Cosa c’entra Archimede in tutto ciò?

Durante il quinto capitolo di Indiana Jones tutto ruota attorno al Quadrante, che nel caso del film permette di aprire dei varchi temporali, incontrando proprio grazie ad un viaggio nel tempo il suo inventore Archimede. Tolto ogni dubbio sul fatto che il meccanismo non permette a nessuno di viaggiare nel tempo, il più grande inventore della Magna Grecia era coinvolto? Anche qui, come nella maggior parte delle volte nelle storie di Indiana Jones, la verità è nel mezzo. Gli archeologi analizzando il meccanismo di Antikythera notarono presto che una delle sue funzioni primarie aveva a che fare con la tracciatura del moto solare, lunare e delle cinque stelle erranti. Il primo a ipotizzare che quel groviglio di pezzi incisi fosse una macchina calcolatrice fu il filologo tedesco Albert Rehm, il quale capì, per esempio, che il numero 19, scolpito su un frammento, era un riferimento al cosiddetto ciclo metonico che descrive la corrispondenza approssimata tra 19 anni solari e 235 cicli lunari.

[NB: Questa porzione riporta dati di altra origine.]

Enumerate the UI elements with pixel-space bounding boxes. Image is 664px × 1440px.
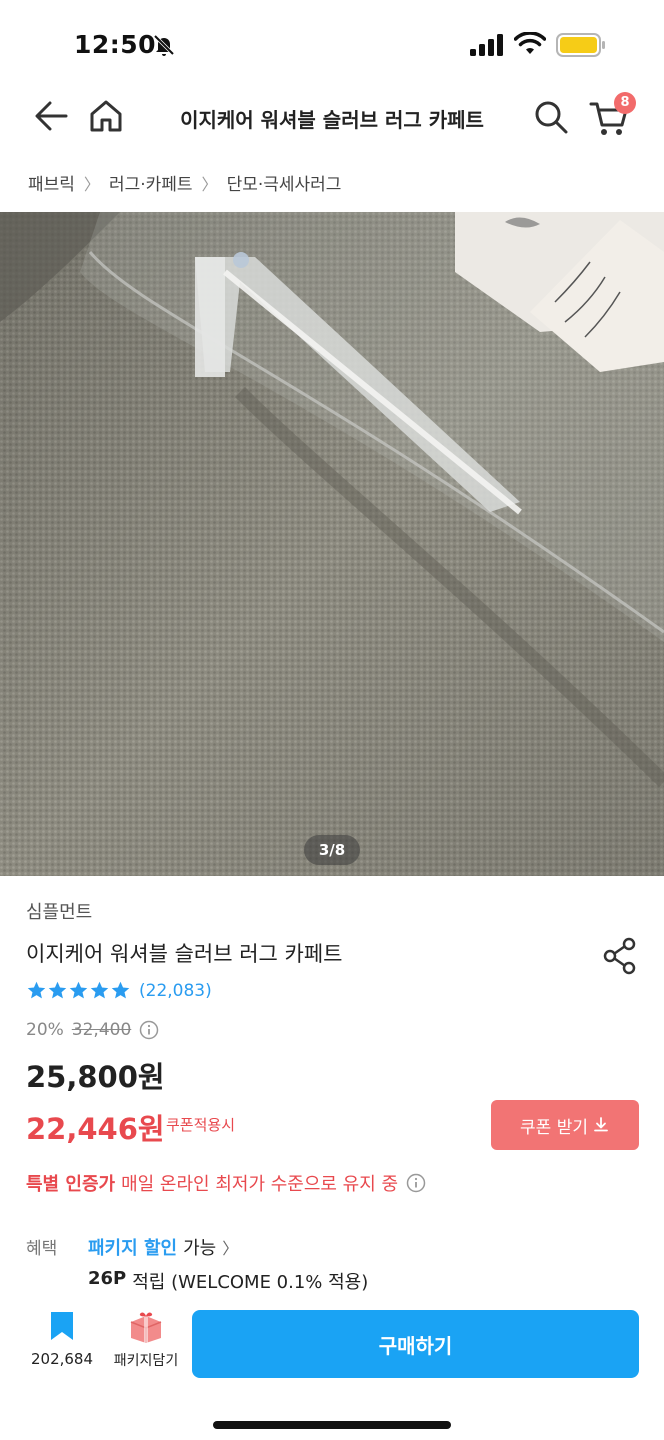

Inoltre gli studi sul meccanismo non si sono mai fermati e proprio nel 1974 il fisico britannico Derek J. de Solla Price, pubblicò un articolo in cui si mettevano per la prima volta in relazione il planetario di Archimede e la macchina di Anticitera, suggerendo che la paternità del meccanismo fosse proprio del genio di Siracusa. Ovviamente il nome di Archimede iniziò a stuzzicare studiosi ed archeologi da tutto il mondo ed è proprio con uno studio pubblicato su Nature, diretto dal matematico Tony Freeth della UCL, che si inizia a scrivere la parola fine sul mistero svelando il funzionamento del meccanismo in grado di descrivere l’orbita del nostro satellite.

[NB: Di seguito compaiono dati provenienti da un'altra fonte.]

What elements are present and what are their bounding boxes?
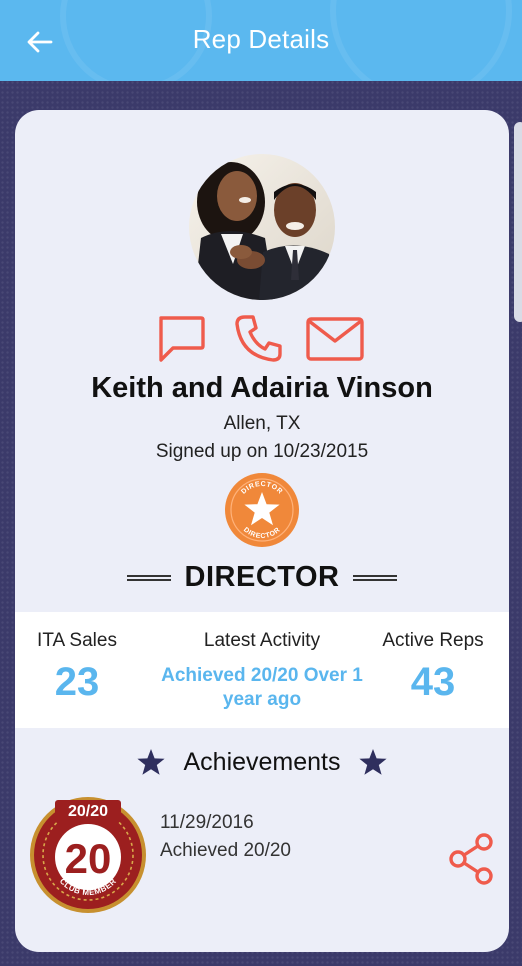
stats-panel: ITA Sales 23 Latest Activity Achieved 20… [15,612,509,728]
achievements-title: Achievements [183,747,341,776]
rank-label: DIRECTOR [184,560,340,593]
stat-latest-activity: Latest Activity Achieved 20/20 Over 1 ye… [139,612,385,712]
stat-value: 23 [54,660,100,704]
divider [353,573,398,581]
avatar-photo [189,154,335,300]
rep-name: Keith and Adairia Vinson [91,372,433,404]
divider [126,573,171,581]
achievement-description: Achieved 20/20 [160,840,291,861]
contact-actions [15,312,509,368]
share-button[interactable] [445,832,497,886]
director-badge: DIRECTOR DIRECTOR [224,472,300,548]
achievements-heading: Achievements [15,742,509,782]
avatar [189,154,335,300]
badge-number: 20 [65,835,112,882]
achievement-date: 11/29/2016 [160,812,254,833]
badge-top-text: 20/20 [68,803,108,820]
email-button[interactable] [305,316,365,367]
phone-icon [235,315,282,362]
rank-heading: DIRECTOR [15,557,509,597]
stat-label: Latest Activity [203,630,321,651]
stat-activity-value: Achieved 20/20 Over 1 year ago [161,665,363,710]
rep-detail-card: Keith and Adairia Vinson Allen, TX Signe… [15,110,509,952]
share-icon [449,833,493,885]
email-icon [306,317,364,361]
rep-location: Allen, TX [223,413,301,434]
message-icon [159,316,205,362]
message-button[interactable] [155,314,207,369]
stat-label: Active Reps [382,630,484,651]
app-bar: Rep Details [0,0,522,81]
stat-ita-sales: ITA Sales 23 [15,612,139,705]
stat-value: 43 [410,660,456,704]
call-button[interactable] [233,314,283,369]
signup-date: Signed up on 10/23/2015 [155,441,369,462]
stat-label: ITA Sales [37,630,117,651]
side-panel-edge [514,122,522,322]
stat-active-reps: Active Reps 43 [371,612,495,705]
star-icon [137,749,166,775]
page-title: Rep Details [192,24,330,54]
achievement-badge-2020: 20/20 20 CLUB MEMBER [29,796,147,914]
star-icon [358,749,387,775]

La Luna ha un moto variabile, poiché la sua orbita è ellittica – scrive Freeth – Quando è più lontana dalla Terra si muove più lentamente sullo sfondo delle stelle, quando è più vicina accelera. I Greci non conoscevano le orbite ellittiche, ma spiegavano questo movimento combinando due moti circolari in quella che viene chiamata “teoria degli epicicli”. Ebbene, basandoci su un’osservazione di Wright, che aveva notato un perno e una fessura adiacente, apparentemente inutili, posti su due ruote separate da poco più di un millimetro, abbiamo capito che esse generavano un movimento variabile, un’ingegnosità straordinaria che rafforza l’idea che la macchina sia stata progettata da Archimede.

La storia ci ha donato un reperto unico nel suo genere e nonostante non abbia nessuna capacità di viaggio temporale, è attraverso la conoscenza e gli studi archeologici che il “viaggio nel tempo è possibile”. Gli sceneggiatori come sempre hanno preso in custodia una storia di un reperto straordinario, esistito nel passato, dal quale costruirci sopra una nuova trama dove l’ottantenne Indiana Jones ha potuto di nuovo far sognare grandi (soprattutto noi grandi) e piccini e perché no, come accadeva negli anni ottanta e novanta restituendo alle generazioni di ora l’amore per la ricerca e per l’archeologia.